Wolf unterstreicht, dass die Tiroler Volkspartei großes Verständnis für die angekündigten Proteste am 30. Mai habe: „Es ist ein demokratisches Grundrecht, auf die Straße zu gehen und auf Missstände aufmerksam zu machen. Die Menschen wollen ein klares Zeichen setzen, dass es so nicht weitergehen kann. Dieses Signal richtet sich weit über Tirol hinaus nach Wien und Brüssel.“

Scharfe Kritik übt Wolf daran, dass die Grünen im ursprünglichen Antrag unterschiedliche Themenbereiche miteinander vermischten: „Der ursprüngliche Antrag hat bewusst den Protesten gegen die Transitbelastung am Brenner mit dem Fernpasspaket der Landesregierung vermengt.

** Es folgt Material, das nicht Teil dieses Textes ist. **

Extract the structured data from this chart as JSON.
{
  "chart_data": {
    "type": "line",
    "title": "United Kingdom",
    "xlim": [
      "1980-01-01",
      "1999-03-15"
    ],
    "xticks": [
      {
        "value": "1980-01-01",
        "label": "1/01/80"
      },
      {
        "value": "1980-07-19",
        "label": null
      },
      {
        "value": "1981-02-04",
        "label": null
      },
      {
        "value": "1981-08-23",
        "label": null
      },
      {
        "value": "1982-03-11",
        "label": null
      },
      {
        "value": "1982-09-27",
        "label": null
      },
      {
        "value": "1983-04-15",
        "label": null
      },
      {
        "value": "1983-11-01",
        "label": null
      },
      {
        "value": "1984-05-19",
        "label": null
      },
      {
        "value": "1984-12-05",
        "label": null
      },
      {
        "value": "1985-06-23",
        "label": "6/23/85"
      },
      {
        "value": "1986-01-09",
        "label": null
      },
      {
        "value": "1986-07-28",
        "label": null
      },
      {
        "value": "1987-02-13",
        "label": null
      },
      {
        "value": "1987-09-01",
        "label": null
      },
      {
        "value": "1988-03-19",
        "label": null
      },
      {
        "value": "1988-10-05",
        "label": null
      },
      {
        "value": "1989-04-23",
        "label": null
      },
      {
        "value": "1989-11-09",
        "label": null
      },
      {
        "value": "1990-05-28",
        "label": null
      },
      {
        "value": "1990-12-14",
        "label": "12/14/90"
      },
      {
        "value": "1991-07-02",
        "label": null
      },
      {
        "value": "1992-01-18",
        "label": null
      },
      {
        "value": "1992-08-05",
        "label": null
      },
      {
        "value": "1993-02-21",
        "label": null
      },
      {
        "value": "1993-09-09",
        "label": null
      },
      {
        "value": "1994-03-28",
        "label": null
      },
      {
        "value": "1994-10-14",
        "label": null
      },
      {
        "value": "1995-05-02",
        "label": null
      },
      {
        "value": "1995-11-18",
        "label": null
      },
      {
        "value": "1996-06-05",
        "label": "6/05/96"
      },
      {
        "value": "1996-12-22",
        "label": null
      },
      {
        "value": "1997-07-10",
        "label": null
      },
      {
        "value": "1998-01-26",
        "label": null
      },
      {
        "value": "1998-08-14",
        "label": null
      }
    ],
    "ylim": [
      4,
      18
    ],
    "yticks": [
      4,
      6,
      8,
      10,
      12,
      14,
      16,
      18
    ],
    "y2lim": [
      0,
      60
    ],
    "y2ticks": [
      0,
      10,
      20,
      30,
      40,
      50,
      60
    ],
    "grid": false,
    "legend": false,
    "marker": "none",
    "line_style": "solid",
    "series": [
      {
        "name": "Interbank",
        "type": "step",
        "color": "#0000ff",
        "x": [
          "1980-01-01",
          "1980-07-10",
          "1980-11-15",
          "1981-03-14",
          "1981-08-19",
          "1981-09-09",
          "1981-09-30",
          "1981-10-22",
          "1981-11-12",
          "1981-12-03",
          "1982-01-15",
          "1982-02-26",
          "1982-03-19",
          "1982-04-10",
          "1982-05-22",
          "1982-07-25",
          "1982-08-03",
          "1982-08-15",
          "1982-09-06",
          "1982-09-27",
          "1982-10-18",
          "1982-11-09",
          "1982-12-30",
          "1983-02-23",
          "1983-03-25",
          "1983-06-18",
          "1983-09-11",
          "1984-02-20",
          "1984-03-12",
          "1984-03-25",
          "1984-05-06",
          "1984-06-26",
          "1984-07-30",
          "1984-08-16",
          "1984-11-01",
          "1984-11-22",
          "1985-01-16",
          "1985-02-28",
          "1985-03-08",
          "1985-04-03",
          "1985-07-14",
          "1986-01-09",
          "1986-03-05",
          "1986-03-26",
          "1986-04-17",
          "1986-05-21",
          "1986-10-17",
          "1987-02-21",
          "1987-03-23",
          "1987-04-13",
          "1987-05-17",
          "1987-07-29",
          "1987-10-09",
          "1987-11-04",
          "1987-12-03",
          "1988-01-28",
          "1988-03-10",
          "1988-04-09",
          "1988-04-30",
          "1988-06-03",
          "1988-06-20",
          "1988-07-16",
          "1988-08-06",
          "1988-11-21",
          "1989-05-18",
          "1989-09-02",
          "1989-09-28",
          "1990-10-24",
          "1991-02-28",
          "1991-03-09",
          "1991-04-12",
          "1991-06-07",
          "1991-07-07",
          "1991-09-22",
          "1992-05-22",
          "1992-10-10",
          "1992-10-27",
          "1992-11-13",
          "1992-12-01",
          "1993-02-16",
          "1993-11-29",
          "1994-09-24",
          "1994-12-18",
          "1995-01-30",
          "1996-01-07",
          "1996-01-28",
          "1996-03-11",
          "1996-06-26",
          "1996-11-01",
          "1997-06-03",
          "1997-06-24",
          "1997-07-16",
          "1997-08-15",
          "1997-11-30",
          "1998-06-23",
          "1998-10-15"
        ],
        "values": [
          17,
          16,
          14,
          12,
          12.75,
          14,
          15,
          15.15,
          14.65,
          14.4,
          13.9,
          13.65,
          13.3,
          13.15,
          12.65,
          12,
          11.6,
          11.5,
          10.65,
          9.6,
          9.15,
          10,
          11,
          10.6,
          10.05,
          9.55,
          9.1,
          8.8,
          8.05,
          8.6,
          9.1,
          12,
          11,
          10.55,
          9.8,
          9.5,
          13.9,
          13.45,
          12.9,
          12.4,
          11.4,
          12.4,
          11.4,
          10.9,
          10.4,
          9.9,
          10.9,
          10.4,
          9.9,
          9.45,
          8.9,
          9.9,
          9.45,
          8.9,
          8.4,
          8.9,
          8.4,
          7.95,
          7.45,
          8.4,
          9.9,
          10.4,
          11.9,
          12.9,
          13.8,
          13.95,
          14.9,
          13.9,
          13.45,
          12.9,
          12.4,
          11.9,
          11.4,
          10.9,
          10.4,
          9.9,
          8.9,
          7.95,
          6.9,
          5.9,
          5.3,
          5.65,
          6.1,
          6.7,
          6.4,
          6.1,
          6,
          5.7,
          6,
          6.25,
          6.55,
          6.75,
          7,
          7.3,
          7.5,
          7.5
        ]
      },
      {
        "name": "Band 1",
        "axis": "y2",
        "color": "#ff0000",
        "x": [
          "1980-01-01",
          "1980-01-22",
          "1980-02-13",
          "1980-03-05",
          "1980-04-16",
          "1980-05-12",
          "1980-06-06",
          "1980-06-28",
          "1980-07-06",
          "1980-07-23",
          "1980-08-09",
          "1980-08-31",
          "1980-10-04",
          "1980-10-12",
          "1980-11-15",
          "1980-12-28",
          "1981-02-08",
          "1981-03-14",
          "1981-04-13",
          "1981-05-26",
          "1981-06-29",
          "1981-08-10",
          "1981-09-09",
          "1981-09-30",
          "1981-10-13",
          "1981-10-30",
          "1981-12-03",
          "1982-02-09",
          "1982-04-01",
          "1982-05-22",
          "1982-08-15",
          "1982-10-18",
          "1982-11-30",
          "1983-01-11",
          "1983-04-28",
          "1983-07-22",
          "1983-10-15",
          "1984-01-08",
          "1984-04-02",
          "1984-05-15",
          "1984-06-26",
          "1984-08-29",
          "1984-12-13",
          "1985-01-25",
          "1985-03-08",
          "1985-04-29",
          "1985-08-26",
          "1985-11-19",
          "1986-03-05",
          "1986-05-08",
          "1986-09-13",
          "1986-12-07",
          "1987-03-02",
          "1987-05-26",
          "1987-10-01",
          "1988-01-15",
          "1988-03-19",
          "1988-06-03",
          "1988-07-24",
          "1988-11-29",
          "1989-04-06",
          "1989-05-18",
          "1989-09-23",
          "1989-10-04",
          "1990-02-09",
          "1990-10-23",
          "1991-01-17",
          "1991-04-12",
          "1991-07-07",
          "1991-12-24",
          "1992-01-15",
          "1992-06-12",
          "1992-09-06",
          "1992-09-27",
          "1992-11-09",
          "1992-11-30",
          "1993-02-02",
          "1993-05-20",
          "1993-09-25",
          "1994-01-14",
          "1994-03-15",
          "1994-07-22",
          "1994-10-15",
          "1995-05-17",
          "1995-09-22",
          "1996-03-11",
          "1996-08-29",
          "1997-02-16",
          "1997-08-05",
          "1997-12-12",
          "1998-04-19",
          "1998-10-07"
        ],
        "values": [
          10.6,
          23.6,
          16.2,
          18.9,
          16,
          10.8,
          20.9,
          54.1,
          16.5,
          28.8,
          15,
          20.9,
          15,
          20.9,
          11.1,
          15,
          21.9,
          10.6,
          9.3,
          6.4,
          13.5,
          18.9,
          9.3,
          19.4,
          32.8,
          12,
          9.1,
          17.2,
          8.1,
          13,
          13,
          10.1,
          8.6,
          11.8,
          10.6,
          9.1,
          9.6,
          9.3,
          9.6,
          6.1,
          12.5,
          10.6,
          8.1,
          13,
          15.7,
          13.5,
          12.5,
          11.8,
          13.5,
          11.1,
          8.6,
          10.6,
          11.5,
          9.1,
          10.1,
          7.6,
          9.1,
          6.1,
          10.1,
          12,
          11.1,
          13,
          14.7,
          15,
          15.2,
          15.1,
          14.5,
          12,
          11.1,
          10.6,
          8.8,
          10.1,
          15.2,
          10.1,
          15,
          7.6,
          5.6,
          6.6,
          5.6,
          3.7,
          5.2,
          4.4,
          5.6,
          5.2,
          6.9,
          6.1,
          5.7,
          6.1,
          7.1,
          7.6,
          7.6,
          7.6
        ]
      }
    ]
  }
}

Deshalb war ein Abänderungsantrag notwendig, der unmissverständlich festhält, wofür wir stehen: für konsequenten Schutz der Tiroler Bevölkerung, für wirksame Transitmaßnahmen und für eine nachhaltige Verkehrsverlagerung auf die Schiene.“

Für Wolf ist klar: „Tirol wird sich seine verkehrsbeschränkenden Maßnahmen nicht schlechtreden oder wegklagen lassen. Diese Schutzmaßnahmen dienen der Gesundheit der Bevölkerung, dem Umweltschutz und der Aufrechterhaltung der Versorgungssicherheit im Land. Deshalb erwarten wir auch von der Bundesregierung, dass sie Tirol im Verfahren vor dem Europäischen Gerichtshof mit aller Konsequenz unterstützt.“

Mit Nachdruck fordert Wolf erneut den raschen Ausbau der deutschen Zulaufstrecken zum Brenner Basistunnel: „Der Brenner Basistunnel allein reicht nicht aus. Ohne funktionierende Zulaufstrecken wird die dringend notwendige Verlagerung des Güterverkehrs auf die Schiene nicht gelingen. Deutschland muss hier endlich liefern.“

Auch das Tiroler Fernpasspaket sei Ausdruck einer aktiven Verkehrspolitik: „Das Land Tirol investiert rund 600 Millionen Euro in Maßnahmen am Fernpass, damit die Belastung für die Bevölkerung spürbar sinkt und die Lebensqualität steigt. Die Bevölkerung erwartet Taten, nicht nur Solidaritätsbekundungen", so Wolf.